Le RSA tue la « valeur travail »

Publié le par comet

 (Publié sur Marianne) Une réforme présentée comme révolutionnaire parce qu'elle est censée résorber le problème de la précarité alors même qu'elle aggrave la situation existante: la réforme de Martin Hirsch n'est qu'une opération de com' de plus d'un gouvernement qui n'a de cesse de faire des cadeaux aux plus riches. 

(Caricature de Louison - http://louison-et-les-crayons.blogspot.com/)
 
Le dispositif RSA accroît les inégalités sociales, en témoigne la baisse du taux de retour à l’emploi des non diplômés. Des catégories qui retrouvent plus difficilement un travail  dans le cadre du dispositif RSA. Une explication que l’on trouve dans le fait que le dispositif RSA favorise les diplômés, ceux qui finalement sont les moins en difficulté à terme. Les moins nombreux aussi. Un RSA qui ne sert à rien voire même pire... Mais ça, on le savait déjà. 

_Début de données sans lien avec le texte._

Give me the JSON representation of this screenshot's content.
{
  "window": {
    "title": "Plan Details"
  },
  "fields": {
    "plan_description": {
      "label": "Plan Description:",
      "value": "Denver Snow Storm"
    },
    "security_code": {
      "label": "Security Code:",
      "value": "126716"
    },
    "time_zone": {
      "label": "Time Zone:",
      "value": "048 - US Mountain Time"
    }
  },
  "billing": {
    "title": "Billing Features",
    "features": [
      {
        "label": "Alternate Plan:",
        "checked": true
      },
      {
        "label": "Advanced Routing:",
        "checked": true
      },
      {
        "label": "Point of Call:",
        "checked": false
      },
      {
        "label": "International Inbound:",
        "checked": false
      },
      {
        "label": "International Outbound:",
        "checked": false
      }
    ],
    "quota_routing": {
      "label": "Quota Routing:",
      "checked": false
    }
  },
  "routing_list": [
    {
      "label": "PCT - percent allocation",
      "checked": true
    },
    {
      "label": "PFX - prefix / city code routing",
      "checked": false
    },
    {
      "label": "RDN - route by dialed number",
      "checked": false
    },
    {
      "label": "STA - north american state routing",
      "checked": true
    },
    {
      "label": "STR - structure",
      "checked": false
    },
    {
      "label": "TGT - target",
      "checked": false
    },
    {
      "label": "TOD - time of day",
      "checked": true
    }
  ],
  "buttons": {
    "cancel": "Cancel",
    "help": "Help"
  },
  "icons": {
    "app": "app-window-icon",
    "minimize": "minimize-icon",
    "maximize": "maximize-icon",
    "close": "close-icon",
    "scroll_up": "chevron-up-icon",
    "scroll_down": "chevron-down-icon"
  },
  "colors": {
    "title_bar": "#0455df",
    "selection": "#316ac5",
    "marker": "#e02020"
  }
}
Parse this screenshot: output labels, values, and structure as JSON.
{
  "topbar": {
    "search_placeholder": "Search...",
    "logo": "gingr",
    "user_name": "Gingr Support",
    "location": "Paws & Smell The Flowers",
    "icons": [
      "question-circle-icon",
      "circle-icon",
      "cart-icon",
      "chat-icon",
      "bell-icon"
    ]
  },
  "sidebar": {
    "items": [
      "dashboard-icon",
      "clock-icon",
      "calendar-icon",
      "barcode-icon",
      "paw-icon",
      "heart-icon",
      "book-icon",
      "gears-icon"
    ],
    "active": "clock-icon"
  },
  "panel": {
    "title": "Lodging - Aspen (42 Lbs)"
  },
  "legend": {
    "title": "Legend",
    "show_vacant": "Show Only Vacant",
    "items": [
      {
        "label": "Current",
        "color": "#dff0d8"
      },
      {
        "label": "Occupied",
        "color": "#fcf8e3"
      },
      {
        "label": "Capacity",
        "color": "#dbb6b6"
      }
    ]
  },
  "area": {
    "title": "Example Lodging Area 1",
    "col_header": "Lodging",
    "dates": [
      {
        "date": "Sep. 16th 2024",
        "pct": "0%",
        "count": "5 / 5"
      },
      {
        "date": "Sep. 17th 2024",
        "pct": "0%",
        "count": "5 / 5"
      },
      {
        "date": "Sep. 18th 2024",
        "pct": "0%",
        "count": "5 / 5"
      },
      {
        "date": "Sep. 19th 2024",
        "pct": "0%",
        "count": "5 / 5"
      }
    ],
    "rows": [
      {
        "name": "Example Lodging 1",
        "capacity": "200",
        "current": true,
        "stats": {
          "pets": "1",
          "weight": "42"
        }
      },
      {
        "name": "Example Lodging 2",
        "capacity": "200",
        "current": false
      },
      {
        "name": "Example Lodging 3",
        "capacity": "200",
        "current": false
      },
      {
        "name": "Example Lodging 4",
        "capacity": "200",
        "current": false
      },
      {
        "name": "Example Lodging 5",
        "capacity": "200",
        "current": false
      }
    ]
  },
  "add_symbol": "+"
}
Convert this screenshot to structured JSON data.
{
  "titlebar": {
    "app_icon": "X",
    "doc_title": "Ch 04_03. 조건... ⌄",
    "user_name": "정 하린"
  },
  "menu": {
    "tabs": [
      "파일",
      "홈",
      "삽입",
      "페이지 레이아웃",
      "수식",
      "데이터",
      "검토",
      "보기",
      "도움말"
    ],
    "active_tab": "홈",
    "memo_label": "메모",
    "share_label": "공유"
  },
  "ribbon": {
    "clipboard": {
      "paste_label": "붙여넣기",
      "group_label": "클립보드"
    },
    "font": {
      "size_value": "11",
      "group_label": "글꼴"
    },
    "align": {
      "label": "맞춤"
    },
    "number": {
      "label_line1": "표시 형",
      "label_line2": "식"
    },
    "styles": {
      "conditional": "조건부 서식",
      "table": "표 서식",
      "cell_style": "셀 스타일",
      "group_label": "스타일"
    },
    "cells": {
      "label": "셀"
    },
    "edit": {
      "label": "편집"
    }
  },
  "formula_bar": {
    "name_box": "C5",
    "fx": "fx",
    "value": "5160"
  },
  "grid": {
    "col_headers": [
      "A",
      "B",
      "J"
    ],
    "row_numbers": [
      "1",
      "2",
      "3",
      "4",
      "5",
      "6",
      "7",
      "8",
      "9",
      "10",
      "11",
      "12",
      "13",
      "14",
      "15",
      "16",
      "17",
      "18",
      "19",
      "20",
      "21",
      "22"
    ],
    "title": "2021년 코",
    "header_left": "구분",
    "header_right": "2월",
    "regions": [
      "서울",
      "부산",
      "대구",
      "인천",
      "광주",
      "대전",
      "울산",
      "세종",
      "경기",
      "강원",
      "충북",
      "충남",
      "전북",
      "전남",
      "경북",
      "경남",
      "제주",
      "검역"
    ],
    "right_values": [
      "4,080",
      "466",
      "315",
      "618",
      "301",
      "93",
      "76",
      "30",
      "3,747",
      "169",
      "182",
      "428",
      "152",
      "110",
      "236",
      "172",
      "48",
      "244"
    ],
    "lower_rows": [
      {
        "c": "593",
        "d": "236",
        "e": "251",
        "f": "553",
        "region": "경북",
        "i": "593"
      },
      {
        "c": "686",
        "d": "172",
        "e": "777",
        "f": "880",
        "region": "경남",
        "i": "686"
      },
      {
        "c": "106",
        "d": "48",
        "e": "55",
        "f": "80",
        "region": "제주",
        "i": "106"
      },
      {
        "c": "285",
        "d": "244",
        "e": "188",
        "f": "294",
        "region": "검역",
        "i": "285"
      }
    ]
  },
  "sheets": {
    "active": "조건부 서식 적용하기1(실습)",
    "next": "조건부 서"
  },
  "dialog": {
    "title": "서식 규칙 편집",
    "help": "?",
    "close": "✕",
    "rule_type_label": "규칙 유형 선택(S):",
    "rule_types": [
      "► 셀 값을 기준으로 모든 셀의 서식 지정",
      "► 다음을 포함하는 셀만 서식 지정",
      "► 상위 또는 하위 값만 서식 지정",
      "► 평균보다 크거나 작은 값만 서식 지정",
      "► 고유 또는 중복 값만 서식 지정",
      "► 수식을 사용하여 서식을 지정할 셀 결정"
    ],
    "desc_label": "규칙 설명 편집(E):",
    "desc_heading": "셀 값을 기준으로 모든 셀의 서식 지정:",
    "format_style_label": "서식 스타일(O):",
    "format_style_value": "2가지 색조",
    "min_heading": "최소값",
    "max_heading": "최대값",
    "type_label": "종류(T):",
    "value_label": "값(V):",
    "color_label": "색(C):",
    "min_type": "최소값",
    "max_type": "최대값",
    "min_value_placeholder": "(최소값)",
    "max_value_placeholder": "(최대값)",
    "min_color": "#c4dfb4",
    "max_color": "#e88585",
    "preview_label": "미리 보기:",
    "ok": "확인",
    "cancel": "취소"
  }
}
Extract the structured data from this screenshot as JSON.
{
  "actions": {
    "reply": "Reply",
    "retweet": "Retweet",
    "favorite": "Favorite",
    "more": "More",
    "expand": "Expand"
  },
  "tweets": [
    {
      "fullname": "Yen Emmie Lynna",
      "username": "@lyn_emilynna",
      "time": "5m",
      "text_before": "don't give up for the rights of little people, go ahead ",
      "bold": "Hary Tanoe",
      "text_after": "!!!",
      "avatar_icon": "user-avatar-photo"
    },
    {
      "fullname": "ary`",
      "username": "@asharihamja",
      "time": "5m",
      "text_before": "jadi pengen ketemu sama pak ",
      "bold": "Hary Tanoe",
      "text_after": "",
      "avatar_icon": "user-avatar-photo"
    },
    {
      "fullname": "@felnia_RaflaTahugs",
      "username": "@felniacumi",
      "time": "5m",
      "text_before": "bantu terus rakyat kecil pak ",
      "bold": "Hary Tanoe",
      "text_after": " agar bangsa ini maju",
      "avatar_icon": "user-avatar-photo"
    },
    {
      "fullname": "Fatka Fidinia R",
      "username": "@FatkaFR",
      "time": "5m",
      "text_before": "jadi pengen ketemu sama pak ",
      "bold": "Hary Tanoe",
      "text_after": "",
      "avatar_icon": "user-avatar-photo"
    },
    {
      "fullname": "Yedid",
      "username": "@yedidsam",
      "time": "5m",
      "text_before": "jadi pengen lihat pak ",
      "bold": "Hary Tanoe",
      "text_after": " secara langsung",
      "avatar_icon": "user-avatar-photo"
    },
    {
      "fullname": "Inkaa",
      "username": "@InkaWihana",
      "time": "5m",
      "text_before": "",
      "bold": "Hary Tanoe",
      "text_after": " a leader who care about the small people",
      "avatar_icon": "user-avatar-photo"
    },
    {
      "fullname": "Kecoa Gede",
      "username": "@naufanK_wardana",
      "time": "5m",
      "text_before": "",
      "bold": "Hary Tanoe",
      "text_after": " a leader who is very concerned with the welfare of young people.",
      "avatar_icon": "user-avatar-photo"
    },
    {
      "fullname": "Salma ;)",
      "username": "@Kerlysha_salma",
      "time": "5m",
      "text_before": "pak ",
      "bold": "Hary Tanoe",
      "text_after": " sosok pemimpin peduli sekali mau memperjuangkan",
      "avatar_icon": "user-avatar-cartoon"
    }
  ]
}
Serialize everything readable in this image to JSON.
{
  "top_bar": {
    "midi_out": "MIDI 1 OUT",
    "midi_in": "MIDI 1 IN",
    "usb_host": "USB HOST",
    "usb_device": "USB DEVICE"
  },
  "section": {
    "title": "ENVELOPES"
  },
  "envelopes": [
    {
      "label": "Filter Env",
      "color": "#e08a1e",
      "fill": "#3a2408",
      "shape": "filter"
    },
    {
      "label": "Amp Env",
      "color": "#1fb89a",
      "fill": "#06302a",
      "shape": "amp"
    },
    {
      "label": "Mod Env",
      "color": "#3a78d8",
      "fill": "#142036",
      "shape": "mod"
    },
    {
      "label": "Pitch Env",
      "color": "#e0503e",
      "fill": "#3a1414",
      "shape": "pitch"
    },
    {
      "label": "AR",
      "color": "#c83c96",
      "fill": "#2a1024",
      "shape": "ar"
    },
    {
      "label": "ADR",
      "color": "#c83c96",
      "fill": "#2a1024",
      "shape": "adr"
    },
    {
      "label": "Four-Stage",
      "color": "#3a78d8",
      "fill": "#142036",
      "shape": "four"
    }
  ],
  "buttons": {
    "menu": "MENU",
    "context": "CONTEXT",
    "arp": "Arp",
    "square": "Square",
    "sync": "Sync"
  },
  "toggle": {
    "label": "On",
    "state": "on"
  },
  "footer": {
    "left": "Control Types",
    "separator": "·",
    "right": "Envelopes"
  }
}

Une véritable dévalorisation de la « valeur travail »
En pérennisant cette subvention en guise de complément de salaire, le RSA institutionnalise la condition de travailleur précaire. Il permet à une entreprise de moduler le temps de travail de ses salariés à temps partiel, et crée une instabilité de revenu pour les salariés. En effet, le montant du RSA varie en fonction du revenu. Une instabilité très redoutée par les futurs bénéficiaires comme le précise le rapport final d’évaluation de l’expérimentation RSA. Une flexibilité accrue dont le coût (complément de salaire RSA apporté par l'Etat) sera finalement supporté par l’ensemble de la société, à l’exception des plus riches, protégés par le bouclier fiscal…  
 
Enfin, le RSA est calculé sur la base du foyer fiscal, créant autant d’inégalités entre deux salariés dont les conjoints ont des revenus différents. Le RSA va ainsi créer de réels déséquilibres entre des salariés occupant le même poste et effectuant le même nombre d’heures, dans la même entreprise, et dans les mêmes conditions. Certains auront droit à un complément de salaire quand d’autres n’auront rien. Autant d’injustices qui inquiètent car elles remettent en question le sacro-saint principe du Président Sarkozy, la « valeur travail ». Plutôt que d’inciter à une rémunération juste des travailleurs, le RSA reprend les mêmes recettes que le RMI, si ce n’est qu’il substitue la politique d’assistance supposée à des personnes en difficulté par une politique d’assistance affirmée aux patrons. En fin de compte, le RSA n’est ni plus ni moins que la cerise sur le gâteau du paquet fiscal. Il déresponsabilise les plus riches et renforce la précarité des plus pauvres.